Before Lady Gaga was even a sequined twinkle in Cynthia Germanotta's eye, two queens recorded the out and proud gay anthem, "I Was Born This Way."
The song was written in 1971 by the wonderfully named Bunny Jones, a straight, black, Christian wife and mother. Jones started the record label Gaiee to give "gay people a label they can call home," as she explained to The Advocate in 1975, the year the first recorded version, by Valentino, became a minor hit.
Before getting into the music business, Jones owned several salons, and because stereotypes are true for a reason, most of her employees were gay. Through her friendship with these gays, Jones learned of the struggles they faced on a daily basis.
"I began to feel that gays are more suppressed than blacks, Chicanos, or other minorities," Jones said. "You hear of great designers or famous hairdressers, and that's about as far as society will let gays go."

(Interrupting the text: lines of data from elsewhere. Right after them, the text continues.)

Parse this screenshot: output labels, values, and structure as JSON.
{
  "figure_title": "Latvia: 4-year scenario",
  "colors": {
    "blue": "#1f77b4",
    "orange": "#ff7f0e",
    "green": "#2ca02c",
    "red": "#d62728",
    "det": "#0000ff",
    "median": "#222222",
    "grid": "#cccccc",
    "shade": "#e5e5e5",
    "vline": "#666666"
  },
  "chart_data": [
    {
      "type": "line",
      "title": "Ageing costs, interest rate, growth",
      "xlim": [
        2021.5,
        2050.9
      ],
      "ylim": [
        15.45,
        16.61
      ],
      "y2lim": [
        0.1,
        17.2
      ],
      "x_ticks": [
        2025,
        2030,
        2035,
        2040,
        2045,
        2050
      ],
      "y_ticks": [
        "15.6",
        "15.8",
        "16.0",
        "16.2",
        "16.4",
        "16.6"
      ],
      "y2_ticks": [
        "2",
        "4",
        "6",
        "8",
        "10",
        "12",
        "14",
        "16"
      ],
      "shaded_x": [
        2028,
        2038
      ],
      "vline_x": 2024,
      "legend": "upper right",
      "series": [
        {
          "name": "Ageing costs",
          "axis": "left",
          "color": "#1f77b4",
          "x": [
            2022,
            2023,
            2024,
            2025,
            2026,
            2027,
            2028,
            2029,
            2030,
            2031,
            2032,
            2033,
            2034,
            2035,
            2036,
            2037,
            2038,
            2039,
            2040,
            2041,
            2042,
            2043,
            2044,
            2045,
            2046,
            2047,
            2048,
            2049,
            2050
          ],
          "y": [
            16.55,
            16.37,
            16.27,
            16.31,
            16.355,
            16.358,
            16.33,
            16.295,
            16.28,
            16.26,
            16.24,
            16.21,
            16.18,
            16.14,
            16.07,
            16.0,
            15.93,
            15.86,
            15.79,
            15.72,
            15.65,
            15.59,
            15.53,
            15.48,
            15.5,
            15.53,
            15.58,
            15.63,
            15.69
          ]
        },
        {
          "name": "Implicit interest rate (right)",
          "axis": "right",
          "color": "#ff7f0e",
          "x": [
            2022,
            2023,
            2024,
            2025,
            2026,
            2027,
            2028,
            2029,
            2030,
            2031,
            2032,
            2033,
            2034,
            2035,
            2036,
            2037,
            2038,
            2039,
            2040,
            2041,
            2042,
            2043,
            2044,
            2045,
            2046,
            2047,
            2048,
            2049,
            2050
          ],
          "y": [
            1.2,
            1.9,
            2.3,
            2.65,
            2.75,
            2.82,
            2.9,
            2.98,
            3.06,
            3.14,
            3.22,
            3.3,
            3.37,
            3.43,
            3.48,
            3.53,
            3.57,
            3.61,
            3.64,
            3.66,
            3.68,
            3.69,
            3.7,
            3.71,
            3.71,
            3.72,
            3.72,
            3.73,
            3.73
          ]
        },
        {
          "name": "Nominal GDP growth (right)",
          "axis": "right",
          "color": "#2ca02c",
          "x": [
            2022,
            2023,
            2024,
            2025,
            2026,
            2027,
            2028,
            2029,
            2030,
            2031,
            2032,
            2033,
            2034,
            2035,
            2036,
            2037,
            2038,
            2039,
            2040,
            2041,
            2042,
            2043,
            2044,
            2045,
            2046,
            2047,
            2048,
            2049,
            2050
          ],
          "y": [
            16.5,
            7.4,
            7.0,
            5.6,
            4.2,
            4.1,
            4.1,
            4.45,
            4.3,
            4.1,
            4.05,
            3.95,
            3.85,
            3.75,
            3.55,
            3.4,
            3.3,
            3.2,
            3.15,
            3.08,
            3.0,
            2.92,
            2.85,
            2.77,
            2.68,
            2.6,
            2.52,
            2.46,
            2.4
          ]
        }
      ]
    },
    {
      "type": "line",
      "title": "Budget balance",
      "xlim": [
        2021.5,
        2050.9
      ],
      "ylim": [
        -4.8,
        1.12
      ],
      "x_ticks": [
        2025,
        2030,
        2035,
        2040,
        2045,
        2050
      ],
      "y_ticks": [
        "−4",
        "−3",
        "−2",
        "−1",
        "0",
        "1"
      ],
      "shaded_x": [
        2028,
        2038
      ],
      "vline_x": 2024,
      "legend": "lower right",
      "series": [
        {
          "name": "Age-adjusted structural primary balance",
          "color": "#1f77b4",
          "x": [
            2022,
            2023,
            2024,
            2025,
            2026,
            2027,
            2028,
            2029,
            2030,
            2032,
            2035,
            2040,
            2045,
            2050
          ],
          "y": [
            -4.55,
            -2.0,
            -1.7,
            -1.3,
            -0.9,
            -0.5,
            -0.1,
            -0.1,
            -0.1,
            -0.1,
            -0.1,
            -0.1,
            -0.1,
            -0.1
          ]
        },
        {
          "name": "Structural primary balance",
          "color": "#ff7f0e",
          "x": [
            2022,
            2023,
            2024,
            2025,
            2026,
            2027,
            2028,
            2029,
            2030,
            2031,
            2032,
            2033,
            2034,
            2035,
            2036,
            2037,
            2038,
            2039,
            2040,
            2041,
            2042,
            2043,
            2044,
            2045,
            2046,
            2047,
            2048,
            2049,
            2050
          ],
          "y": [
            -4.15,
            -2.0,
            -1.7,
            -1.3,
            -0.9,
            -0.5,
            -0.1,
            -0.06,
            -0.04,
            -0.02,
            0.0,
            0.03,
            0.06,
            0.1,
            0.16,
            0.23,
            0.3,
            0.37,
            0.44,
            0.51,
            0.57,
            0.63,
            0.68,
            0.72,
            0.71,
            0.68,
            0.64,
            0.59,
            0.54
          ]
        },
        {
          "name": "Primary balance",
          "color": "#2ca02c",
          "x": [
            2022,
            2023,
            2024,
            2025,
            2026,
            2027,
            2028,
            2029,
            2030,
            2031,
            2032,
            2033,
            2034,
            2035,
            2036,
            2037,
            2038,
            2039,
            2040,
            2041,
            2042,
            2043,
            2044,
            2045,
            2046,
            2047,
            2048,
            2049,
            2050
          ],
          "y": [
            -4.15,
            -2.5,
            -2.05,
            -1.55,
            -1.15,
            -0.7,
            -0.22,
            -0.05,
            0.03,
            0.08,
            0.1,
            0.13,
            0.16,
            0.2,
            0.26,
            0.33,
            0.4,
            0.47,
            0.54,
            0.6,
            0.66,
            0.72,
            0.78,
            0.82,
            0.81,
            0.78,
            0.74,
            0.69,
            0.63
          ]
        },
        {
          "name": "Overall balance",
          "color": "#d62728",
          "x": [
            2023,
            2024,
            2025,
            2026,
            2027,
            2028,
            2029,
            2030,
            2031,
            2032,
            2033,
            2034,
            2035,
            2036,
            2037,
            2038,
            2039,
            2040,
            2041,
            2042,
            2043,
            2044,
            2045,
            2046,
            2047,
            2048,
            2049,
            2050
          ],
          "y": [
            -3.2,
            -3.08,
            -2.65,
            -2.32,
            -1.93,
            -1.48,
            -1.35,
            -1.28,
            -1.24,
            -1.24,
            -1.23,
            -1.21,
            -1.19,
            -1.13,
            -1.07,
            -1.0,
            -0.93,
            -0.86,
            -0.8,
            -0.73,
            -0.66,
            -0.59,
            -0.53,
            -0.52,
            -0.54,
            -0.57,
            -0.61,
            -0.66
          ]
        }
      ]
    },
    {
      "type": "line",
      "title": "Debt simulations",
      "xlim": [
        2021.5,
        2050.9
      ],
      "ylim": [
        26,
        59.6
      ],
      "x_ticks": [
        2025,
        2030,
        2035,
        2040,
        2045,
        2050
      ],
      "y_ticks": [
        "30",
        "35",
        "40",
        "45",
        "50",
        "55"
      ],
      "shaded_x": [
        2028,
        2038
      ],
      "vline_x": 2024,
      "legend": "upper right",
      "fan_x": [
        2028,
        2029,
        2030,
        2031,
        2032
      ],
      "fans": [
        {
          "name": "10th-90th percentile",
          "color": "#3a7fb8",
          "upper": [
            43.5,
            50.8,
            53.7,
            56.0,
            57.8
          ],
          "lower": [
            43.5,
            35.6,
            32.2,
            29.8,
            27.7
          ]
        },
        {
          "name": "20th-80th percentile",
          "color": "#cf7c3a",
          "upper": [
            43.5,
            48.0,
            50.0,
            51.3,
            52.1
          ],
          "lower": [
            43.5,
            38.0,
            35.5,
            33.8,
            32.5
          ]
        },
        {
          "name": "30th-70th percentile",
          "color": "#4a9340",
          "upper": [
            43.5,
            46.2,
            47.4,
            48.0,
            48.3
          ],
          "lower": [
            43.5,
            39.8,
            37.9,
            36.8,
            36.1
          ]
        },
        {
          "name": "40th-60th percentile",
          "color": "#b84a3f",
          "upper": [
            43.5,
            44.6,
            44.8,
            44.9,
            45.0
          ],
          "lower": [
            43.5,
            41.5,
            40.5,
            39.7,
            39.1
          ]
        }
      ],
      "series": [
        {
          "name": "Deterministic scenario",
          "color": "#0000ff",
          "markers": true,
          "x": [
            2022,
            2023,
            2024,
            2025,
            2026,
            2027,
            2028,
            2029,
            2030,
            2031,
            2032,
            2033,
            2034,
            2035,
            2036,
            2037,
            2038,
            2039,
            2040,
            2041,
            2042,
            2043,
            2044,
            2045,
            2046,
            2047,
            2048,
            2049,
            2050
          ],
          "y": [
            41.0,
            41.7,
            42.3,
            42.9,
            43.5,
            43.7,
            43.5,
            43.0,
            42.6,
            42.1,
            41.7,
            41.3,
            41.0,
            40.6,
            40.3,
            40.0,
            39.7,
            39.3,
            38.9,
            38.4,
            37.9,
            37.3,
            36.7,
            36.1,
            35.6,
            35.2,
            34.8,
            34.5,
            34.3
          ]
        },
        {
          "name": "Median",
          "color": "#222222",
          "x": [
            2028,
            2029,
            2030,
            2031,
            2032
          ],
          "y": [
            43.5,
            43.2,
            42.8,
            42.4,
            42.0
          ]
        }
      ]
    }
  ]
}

So she wrote the lyrics to "I Was Born This Way," but it took a few years for her to find someone to put it to music, namely, heterosexual musician Chris Sprier. And then she had to find someone brave enough to record it.
Fresh off a revival of the musical Hair in Long Island, Charles "Valentino" Harris was just the gay for the gig. Jones sold Valentino's version of the song out of the back of her car, to the tune of 15,000 copies. This caught the attention of Motown head Berry Gordy, whose other great contribution to gay culture is, of course, Diana Ross.
With Motown's (albeit minimal) backing, Valentino's "I Was Born This Way" became a number one disco hit in the UK. Three years later, as was Motown tradition, the label recycled the song, this time with openly gay gospel singer Carl Bean.
Feeling limited by the gospel genre, Bean had left his previous label, ABC Records. However, good old Bunny Jones had fallen in love with Bean's voice on a gospel record and approached him to re-record "I Was Born This Way."
"I was hesitant to sign with another record label, but after I found out what the song was I knew I had to do it," Bean told The Advocate in 1978. "It was like providence. They came to me with a song I have been looking for my whole life."
Featuring a new, more heavily "disco" arrangement by Motown's own Norman Harris and Ron Cursey, "I Was Born This Way" became a club hit, featuring numerous requisite remixes through the years from the likes of dancefloor gods Larry Levan, Tom Moulton, and Shep Pettibone.
Bean, having once studied for the ministry, saw "I Was Born This Way" as a "sort of ministry for gay people." In 1982, he practiced what he preached, and began preaching what he practiced, when he founded the Unity Fellowship Church Movement, specifically for openly gay and lesbian African Americans.
Today, the UFCM continues to teach its "message of God's unconditional love and the principles of liberation theology to often ostracized communities." And "I Was Born This Way" continues to teach its message that disco-tinged gay liberation was the best thing to come out of the '70s.